His comment reminds me how I felt six years ago. "You will adjust in no time," I assure him as we sip on a glass of delectable Perrier Jouet champagne. The lifestyle and culture is what keeps us all here, in the end.

A blank page

But it raises the question - how does a leading chef from the career-driven US get lured to the carefree Riviera?

"It's a maturation of the chef. I have worked with a lot of things in the States, but here it's like a clean slate. To see different produce is exciting. One of my new favourites is the pOmelo - in between a grapefruit and an orange - and it has an incredible flavour. The dressing I have with it (see recipe below) is one I have been thinking about for years; it's been in my head and I have finally found something to put it with."

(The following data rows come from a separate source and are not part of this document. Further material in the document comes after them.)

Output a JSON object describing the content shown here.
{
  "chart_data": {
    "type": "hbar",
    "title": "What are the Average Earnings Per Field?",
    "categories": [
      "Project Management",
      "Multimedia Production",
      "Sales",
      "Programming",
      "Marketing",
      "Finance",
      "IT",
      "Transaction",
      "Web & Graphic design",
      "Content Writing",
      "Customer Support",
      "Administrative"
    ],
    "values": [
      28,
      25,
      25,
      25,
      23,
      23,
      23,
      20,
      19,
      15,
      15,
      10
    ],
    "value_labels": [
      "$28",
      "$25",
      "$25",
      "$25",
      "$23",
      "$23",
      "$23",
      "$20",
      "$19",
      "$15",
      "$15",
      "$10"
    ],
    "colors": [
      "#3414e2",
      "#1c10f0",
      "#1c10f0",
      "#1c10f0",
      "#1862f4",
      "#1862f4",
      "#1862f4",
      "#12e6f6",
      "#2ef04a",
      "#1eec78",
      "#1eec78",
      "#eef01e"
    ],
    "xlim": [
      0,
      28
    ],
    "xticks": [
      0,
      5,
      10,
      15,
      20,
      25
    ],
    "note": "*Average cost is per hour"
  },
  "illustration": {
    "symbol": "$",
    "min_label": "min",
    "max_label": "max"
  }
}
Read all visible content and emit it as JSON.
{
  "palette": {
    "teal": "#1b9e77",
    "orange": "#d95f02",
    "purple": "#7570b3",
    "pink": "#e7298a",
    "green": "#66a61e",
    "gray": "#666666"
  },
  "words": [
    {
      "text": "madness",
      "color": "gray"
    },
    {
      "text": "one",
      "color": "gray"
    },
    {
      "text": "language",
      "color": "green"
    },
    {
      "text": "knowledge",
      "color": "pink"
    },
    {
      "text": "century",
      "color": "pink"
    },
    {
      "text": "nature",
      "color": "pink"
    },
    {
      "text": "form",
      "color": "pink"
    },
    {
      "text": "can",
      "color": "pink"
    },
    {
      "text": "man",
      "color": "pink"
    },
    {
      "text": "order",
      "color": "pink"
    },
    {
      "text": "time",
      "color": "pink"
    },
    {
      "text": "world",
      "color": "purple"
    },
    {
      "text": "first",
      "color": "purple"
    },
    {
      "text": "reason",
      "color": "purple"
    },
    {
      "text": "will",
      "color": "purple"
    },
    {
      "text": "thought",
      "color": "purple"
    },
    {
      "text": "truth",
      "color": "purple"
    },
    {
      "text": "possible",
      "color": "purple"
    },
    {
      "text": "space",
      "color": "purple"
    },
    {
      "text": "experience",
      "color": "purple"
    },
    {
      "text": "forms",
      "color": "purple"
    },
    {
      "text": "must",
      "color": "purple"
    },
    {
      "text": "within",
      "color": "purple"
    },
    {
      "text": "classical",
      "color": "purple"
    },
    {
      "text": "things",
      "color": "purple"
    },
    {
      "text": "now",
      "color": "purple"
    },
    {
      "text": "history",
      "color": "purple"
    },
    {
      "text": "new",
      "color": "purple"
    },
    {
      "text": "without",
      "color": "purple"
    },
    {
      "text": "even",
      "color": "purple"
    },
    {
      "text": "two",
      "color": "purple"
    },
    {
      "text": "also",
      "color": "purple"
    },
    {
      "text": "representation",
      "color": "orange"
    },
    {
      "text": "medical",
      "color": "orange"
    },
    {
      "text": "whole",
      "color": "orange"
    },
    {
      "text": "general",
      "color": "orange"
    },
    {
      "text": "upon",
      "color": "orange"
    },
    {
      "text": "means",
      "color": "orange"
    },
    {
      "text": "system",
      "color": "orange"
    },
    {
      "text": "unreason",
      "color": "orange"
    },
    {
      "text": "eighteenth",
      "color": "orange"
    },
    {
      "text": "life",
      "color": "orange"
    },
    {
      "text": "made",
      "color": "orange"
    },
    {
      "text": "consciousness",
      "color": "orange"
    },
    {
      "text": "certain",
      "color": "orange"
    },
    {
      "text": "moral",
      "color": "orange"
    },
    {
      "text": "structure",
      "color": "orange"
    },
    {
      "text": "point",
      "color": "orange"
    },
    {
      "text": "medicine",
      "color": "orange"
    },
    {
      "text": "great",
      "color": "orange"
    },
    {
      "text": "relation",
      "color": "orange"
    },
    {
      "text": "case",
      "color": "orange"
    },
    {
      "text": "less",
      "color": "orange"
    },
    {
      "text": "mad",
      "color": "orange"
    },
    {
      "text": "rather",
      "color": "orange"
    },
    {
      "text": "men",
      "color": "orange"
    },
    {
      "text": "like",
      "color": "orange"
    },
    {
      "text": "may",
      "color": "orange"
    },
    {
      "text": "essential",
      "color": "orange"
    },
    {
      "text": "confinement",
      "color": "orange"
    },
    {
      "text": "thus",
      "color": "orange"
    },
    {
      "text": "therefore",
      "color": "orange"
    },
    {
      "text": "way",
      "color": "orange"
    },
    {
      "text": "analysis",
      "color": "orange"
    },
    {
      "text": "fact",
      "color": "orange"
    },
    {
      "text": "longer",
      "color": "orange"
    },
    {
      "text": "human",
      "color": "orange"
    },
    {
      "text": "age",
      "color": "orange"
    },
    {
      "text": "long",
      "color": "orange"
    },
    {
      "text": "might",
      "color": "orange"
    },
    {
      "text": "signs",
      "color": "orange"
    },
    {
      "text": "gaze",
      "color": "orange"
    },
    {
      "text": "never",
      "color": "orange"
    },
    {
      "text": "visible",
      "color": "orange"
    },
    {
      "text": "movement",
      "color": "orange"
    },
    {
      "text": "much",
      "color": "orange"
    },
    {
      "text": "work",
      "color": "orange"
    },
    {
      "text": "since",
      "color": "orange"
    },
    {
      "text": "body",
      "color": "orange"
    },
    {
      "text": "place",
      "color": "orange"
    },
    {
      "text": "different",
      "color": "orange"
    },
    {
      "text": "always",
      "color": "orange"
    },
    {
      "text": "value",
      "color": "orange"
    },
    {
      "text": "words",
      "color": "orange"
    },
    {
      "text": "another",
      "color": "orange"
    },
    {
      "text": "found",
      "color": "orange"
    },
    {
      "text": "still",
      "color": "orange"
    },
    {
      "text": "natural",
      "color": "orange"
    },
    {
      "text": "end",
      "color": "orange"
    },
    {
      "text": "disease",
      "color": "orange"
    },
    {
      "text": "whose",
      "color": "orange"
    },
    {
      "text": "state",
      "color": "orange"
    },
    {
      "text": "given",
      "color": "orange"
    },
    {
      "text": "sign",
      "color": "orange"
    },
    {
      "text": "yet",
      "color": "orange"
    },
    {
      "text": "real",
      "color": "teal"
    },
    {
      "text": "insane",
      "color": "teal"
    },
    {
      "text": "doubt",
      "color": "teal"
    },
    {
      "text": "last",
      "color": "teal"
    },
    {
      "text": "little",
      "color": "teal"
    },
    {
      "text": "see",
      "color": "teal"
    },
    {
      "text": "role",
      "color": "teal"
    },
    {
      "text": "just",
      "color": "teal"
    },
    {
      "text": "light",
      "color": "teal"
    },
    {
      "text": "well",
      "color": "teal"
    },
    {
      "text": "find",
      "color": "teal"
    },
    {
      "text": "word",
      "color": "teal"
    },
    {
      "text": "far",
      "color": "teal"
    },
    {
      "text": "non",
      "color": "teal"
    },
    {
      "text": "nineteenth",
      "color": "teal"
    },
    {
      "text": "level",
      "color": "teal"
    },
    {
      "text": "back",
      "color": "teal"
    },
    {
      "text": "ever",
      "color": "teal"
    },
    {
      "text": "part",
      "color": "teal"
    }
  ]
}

As exciting as discovering new produce in a foreign land is, it can also be very daunting, for chefs and home cooks alike. But you shouldn't let that deter you, says this Jamaican-born chef.

"Yes it is a challenge, but it's all about not being shy, willing to try and willing to fail. I think when it comes to cooking, a lot of people are afraid. But if it fails, it's fine - you didn't necessarily fail, you just know you are not going to go this route next time." And it is good advice. Often we won't even try to cook with produce that we don't recognise the name or shape of.

But isn't this all part of being a foreigner in an unfamiliar land?
"Go to your supermarket, go to your butcher, and just communicate. Talk to the produce department and ask questions - what is this? How does it taste? How do I use it? Just be curious and don't be shy," advises Norman.

And then the most amazing things can happen - the fusion of traditional local products with very untraditional ideas. Norman does this perfectly. Chicken and baby leek deep fried ravioli, seared fish on a bed of ratatouille with Jamaican spices, café gourmand with banana mousse and caramelised walnuts. The results speak for themselves.

Summer BBQs

As diners, there is plenty to look forward to. In addition to a spring menu of fusion cuisine, Norman will head an American-style BBQ in the summer on the terrace, where he plans on teaching eager clients the finer points of this American classic.

"I want to play around with the theme - a Memphis BBQ, a southern BBQ, there are quite a few differences, and we'll be using fresh local produce, of course."

It is refreshing talking to Norman. Because although we may live in the 'culinary capital' of the world, you can't deny that fusion cuisine - taking the best the world has to offer - is the epitome of fine dining (and not in the luxury sense). We should all embrace this concept in our own kitchens, and not be afraid to fail.

And if you need some pointers, just come and visit Norman.